Money itself is worthless. It is a tool to facilitate the exchange of resources and nothing more. It has been said for thousands of years that lending money at interest is a bad idea. One should never “earn” money simply for having it. Money was only meant to serve as a platform for production on a free and organic basis.

In other words money was meant to help you get the things you need, to do the things you want to do. And that’s it. But since we charge interest for lending money, lending has become a cut throat business showing no similarity to the public service it was meant to be.

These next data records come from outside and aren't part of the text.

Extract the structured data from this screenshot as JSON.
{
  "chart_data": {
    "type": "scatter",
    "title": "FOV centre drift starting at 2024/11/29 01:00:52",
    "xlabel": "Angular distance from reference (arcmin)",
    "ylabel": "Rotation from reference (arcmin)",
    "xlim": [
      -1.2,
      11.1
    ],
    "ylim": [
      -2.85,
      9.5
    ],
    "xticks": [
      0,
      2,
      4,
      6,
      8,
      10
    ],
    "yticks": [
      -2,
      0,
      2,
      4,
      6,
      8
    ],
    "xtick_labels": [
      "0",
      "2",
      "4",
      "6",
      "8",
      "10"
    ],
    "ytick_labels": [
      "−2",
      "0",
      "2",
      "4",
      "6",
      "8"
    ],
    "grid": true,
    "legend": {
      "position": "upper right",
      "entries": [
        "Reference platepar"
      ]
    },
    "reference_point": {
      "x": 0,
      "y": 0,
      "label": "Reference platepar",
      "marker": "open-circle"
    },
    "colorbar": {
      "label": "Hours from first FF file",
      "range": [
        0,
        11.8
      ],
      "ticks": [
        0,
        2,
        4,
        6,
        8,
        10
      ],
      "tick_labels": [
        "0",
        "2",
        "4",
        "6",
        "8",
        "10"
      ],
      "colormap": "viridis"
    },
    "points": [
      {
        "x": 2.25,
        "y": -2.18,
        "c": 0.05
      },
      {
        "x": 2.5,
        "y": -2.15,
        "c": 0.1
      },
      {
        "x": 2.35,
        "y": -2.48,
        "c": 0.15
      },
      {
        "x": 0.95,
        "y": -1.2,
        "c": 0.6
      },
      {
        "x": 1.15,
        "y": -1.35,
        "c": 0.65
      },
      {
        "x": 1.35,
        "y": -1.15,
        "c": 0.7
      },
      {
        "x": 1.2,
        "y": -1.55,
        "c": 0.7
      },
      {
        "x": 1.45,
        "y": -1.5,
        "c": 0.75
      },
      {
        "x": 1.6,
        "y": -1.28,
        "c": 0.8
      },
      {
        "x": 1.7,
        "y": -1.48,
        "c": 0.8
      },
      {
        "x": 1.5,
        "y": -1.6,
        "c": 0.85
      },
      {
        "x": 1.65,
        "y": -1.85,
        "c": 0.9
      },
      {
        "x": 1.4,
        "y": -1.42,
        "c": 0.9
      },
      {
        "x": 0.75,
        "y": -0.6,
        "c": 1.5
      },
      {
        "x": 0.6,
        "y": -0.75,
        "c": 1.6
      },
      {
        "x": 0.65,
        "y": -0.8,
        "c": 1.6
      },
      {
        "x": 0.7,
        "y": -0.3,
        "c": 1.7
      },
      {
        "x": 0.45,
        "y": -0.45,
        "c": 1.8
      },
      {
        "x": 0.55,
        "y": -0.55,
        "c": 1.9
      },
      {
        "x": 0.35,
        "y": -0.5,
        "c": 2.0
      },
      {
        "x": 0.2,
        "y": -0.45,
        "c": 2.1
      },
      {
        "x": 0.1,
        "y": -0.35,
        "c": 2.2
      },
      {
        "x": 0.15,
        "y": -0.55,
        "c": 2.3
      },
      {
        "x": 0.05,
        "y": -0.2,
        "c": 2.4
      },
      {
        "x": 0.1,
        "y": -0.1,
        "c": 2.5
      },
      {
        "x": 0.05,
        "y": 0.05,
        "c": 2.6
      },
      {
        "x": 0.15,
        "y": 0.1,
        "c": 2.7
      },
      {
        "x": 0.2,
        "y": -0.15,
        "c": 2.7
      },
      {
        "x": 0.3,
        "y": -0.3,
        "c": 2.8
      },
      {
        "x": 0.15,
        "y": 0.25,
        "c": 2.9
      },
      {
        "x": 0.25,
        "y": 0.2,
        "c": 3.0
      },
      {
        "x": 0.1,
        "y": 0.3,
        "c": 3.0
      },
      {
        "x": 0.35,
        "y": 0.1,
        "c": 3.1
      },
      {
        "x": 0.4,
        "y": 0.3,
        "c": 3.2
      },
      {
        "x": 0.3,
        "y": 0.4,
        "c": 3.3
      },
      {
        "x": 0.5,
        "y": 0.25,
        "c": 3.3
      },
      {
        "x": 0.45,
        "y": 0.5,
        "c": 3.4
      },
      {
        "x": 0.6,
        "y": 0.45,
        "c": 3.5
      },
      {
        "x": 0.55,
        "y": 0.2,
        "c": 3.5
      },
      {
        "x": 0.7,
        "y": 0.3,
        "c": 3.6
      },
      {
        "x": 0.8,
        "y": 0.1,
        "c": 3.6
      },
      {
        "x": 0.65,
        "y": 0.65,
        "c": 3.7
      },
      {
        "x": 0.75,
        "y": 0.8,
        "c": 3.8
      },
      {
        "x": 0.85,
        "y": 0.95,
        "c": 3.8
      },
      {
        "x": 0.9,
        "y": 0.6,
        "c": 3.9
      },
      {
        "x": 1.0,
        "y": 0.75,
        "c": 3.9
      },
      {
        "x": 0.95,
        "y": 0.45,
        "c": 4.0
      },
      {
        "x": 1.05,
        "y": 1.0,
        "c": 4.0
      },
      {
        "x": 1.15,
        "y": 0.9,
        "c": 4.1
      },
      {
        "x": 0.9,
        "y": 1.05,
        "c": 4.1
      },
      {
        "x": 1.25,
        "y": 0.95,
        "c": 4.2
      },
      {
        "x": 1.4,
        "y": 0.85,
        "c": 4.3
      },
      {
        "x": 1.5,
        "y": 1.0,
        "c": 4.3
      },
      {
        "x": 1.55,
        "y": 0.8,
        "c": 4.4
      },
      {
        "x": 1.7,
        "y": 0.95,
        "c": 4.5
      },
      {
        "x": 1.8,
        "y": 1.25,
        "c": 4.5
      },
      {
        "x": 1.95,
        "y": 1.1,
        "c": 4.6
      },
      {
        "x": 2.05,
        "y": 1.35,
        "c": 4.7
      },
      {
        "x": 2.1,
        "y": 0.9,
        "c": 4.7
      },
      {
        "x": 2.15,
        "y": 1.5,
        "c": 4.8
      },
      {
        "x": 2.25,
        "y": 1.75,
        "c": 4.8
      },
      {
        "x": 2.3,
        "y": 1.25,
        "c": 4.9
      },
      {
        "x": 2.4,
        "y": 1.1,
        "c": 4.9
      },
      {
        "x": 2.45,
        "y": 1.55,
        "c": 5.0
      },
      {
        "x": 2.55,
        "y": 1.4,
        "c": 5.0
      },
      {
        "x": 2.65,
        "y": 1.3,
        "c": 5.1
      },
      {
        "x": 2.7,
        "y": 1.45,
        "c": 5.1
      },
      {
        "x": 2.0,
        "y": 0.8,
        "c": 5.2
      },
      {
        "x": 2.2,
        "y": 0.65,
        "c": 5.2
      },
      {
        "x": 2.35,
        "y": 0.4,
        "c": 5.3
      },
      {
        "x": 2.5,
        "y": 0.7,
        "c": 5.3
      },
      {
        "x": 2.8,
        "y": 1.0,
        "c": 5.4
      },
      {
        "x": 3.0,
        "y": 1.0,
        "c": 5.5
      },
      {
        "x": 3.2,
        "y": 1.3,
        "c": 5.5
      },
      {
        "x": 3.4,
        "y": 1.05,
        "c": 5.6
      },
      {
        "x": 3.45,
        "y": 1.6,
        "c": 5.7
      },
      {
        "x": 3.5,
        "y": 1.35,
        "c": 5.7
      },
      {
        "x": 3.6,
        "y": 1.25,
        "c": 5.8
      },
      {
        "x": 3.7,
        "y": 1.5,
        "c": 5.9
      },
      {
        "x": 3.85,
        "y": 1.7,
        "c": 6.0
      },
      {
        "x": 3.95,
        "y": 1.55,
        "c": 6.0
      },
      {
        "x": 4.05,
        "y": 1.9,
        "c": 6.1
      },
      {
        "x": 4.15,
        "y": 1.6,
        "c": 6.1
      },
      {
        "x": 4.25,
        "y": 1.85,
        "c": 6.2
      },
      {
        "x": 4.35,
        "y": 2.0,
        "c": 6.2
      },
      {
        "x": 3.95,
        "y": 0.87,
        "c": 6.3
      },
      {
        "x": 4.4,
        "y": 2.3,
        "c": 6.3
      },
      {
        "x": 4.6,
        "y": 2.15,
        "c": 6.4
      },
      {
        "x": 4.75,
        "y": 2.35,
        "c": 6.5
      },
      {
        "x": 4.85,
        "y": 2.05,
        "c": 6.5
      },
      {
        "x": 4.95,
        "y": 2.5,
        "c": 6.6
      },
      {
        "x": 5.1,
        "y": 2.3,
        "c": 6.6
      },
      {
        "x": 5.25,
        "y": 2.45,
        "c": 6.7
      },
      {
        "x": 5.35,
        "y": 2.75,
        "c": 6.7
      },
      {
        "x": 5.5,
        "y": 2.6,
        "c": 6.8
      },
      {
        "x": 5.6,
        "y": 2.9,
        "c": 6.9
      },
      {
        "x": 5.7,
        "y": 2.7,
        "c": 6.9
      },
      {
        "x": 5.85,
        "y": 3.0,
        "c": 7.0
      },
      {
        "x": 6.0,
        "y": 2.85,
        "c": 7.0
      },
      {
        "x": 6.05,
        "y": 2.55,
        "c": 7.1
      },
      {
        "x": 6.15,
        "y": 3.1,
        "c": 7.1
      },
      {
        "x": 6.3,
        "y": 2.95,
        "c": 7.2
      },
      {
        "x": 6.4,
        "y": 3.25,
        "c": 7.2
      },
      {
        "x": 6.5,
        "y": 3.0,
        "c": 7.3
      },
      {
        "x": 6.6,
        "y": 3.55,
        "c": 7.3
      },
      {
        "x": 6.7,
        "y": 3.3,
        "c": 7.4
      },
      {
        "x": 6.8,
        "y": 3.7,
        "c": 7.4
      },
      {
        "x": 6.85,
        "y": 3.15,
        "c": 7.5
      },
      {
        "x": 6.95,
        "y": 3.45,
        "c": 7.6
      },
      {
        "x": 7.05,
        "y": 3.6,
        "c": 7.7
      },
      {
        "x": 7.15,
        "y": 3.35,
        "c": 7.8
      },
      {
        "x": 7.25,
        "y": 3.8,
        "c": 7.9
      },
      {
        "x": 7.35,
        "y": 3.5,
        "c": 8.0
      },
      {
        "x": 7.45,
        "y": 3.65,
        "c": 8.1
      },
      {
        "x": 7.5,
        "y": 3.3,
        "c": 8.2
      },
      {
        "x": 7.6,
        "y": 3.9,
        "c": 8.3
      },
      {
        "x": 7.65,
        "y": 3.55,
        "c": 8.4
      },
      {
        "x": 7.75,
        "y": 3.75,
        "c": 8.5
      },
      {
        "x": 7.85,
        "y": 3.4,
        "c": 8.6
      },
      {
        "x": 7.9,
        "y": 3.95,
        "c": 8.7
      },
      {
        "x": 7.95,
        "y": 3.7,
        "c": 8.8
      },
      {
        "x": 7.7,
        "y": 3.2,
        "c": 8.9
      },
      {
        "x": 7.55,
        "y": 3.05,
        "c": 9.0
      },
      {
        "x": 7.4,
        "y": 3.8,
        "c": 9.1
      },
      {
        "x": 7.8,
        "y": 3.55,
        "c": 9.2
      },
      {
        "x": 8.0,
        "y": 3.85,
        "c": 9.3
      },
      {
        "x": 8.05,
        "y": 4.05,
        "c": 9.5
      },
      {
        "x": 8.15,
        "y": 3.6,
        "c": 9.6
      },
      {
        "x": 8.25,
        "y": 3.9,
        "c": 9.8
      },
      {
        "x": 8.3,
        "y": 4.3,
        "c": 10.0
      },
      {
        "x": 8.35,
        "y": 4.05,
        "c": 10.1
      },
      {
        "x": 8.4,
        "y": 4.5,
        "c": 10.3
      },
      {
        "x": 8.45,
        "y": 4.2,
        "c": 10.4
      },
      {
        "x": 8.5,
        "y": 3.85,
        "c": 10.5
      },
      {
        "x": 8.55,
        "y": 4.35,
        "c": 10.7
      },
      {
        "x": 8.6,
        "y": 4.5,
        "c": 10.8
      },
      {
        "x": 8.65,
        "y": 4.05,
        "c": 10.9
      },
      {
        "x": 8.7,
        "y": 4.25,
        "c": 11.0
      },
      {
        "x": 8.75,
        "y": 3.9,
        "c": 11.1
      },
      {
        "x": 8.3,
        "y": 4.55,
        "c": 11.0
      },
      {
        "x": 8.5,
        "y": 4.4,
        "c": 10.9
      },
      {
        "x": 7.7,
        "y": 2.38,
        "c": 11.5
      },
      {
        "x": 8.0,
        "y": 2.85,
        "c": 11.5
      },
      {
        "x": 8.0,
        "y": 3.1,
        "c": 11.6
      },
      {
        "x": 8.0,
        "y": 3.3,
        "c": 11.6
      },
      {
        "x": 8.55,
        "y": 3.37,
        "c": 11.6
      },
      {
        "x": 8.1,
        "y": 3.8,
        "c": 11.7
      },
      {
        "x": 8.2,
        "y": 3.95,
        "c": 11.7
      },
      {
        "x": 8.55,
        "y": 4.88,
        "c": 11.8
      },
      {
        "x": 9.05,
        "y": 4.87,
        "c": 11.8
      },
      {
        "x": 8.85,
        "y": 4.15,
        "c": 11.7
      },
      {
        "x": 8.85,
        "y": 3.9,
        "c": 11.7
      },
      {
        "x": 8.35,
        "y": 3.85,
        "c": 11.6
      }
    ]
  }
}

The lending of money could be used to facilitate growth. But as long as interest and profit are at the center of the venture, they will take precedence over human need and want, which is the very reason for lending in the first place.

That’s why people are getting evicted from their homes or going without health care or an education. What happens if home buyers only had to pay back the money borrowed and nothing more?

This is exactly what should happen. “Money making” should not be a business. Our government already makes our money for us. We should be using that money to create things that actually make a difference. Things like schools that actually teach our children how to think critically and freely, or biotechnology that is designed to work properly instead of being designed to fail and thus force another purchase.

Work to solve problems. Working to make money is a fools quest. We are paying for foolish mistakes right now. The headlines say it all.

Love your neighbor as yourself. Love yourself.